Fix: Use a custom appsec-config that loads crowdsecurity/crs as an inband rule alongside vpatch-*:
# values.yaml
appsec:
configs:
crs-and-vpatch.yaml: |
name: custom/crs-and-vpatch
default_remediation: ban
inband_rules:
- crowdsecurity/base-config
- crowdsecurity/vpatch-*
- crowdsecurity/crs
acquisitions:
- source: appsec
listen_addr: "0.0.0.0:7422"
path: /
appsec_config: custom/crs-and-vpatch
labels:
type: appsec
The appsec.configs chart key creates a ConfigMap file mounted to /etc/crowdsec/appsec-configs/<filename>. The name field in the YAML becomes the appsec_config reference in acquisitions.
Note: Loading CRS inband uses anomaly scoring but skips the outofband-only
SendAlert()that the hub'scrsconfig applies. Detected attacks are blocked per-request (HTTP 403) but do not automatically create LAPI ban decisions. Persistent bans still require the agent detecting repeated attacks via Traefik log patterns.
Despite the Helm values using namespace/podName syntax, the chart generates a file-based acquisition config that watches /var/log/containers/traefik-*_traefik_*.log on each node's filesystem. The agent on the node where Traefik is NOT running will log a warning:
No matching files for pattern /var/log/containers/traefik-*_traefik_*.log
This is expected — only the agent on the same node as the Traefik pod reads Traefik logs.
Symptom: CI pipeline fails with 403 Forbidden on PATCH /v2/.../blobs/uploads/<uuid>?_state=.... Backend / Harbor logs show no errors. Credentials test fine. POST (initiate upload) returns 202 ✓.
Root cause: OWASP CRS anomaly scoring in the AppSec component flags binary PATCH request bodies (image layer data) with scores of 5–10, which exceeds the blocking threshold. The 403 is returned by Traefik's bouncer plugin — the request never reaches Harbor.
Diagnosis:
kubectl -n crowdsec logs deploy/crowdsec-appsec --since=30m | grep "WAF block"
# WAF block: anomaly score block: anomaly: 10, from 10.244.3.221 (10.244.1.6)
# The first IP is the source pod; the second is the Traefik pod forwarding it.
Fix: Add the K8s pod CIDR to clientTrustedIPs in the Traefik CrowdSec bouncer middleware. In-cluster traffic from pods is trusted internal traffic.

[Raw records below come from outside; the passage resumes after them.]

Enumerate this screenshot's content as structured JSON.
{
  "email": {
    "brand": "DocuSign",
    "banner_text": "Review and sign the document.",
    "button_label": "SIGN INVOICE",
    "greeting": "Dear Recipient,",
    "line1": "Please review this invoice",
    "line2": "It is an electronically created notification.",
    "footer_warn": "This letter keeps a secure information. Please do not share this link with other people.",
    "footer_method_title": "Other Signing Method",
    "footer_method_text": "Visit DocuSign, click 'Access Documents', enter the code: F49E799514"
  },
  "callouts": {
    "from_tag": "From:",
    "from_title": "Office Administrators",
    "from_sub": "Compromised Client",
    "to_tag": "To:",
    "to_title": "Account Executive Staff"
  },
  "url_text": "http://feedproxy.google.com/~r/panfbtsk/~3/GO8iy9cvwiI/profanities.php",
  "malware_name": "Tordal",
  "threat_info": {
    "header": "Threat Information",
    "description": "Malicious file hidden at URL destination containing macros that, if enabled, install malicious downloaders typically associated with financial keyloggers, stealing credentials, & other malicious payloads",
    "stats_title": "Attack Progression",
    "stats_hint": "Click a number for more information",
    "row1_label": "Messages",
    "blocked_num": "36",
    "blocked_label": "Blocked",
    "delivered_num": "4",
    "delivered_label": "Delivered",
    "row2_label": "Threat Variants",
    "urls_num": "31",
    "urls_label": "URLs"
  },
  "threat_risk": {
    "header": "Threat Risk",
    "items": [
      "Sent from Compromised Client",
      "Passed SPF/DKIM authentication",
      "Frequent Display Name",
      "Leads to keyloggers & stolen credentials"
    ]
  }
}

# k8s-cluster-config/core-components/traefik/values.yaml
clientTrustedIPs:
- "192.168.88.0/24"
- "192.168.20.0/24"
- "192.168.100.0/24"
- "10.244.0.0/16" # K8s pod CIDR — bypasses AppSec for in-cluster traffic
Key debugging insight: When a WAF blocks a request, the backend sees nothing — 403 comes from Traefik. Always check crowdsec-appsec logs first when facing unexplained 403s on specific HTTP methods/paths.